The troubling news comes as no surprise to Judicial Watch followers. We have repeatedly warned about rising crime in urban America. We’ve also pinpointed a major source of the problem: progressive policy changes.
A “radical criminal-justice reform movement” has succeeded in elections in cities around the country, notes the Manhattan Institute’s Rafael Mangual in the new issue of City Journal. The changes are sweeping: “everything from bail and pretrial discovery to pedestrian stops and ‘restorative’ diversion programs.”
The progressive prosecutor movement—electoral bids “often helped along by funding from left-wing billionaire George Soros,” Mangual notes—has been notching significant successes. “Cities with progressive prosecutors include Chicago (Kim Foxx), San Francisco (Chesa Boudin), Boston (Rachel Rollins), Philadelphia (Larry Krasner), and many others—including New York.”
New York often is a bell weather for change in urban America.
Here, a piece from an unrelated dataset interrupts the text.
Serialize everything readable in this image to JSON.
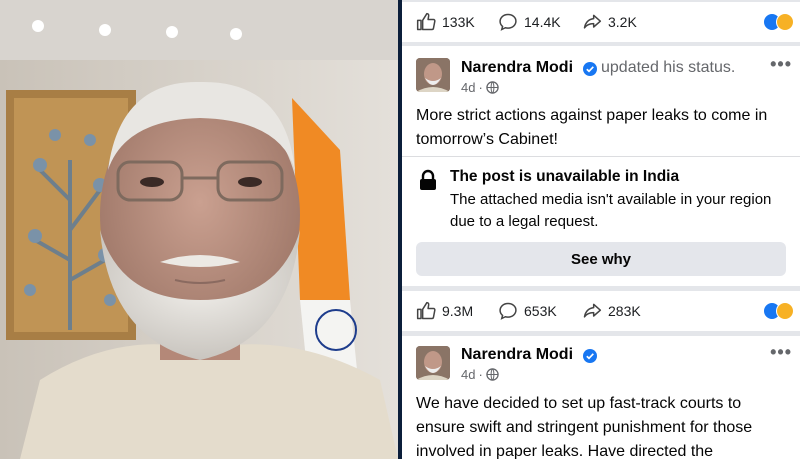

That’s the case these days with issues of crime and punishment. And with the retirement of Cyrus Vance Jr., the influential post of Manhattan District Attorney—the second most powerful prosecuting office in the U.S. after the Justice Department—is up for grabs in June.
Manhattan is a Democratic Party stronghold, and the June party primary will essentially decide the Manhattan DA election. The eight Democratic contenders range from center-left moderates to far-left apparatchiks with no prosecutorial experience. There is no front runner.
“In an era of unrest and cries for social justice,” noted Daniel Alonso, a former senior Vance prosecutor writing in the Daily News, the eight candidates all embrace various forms of “progressive prosecutorial agendas — aiming to reduce the focus on incarceration in favor of more lenient alternatives, social services, and greater scrutiny of police officers.”
That’s a big gamble in an era of rising crime. New York—along with much of the rest of urban America—will soon see if the progressive prosecutor movement is a winning bet.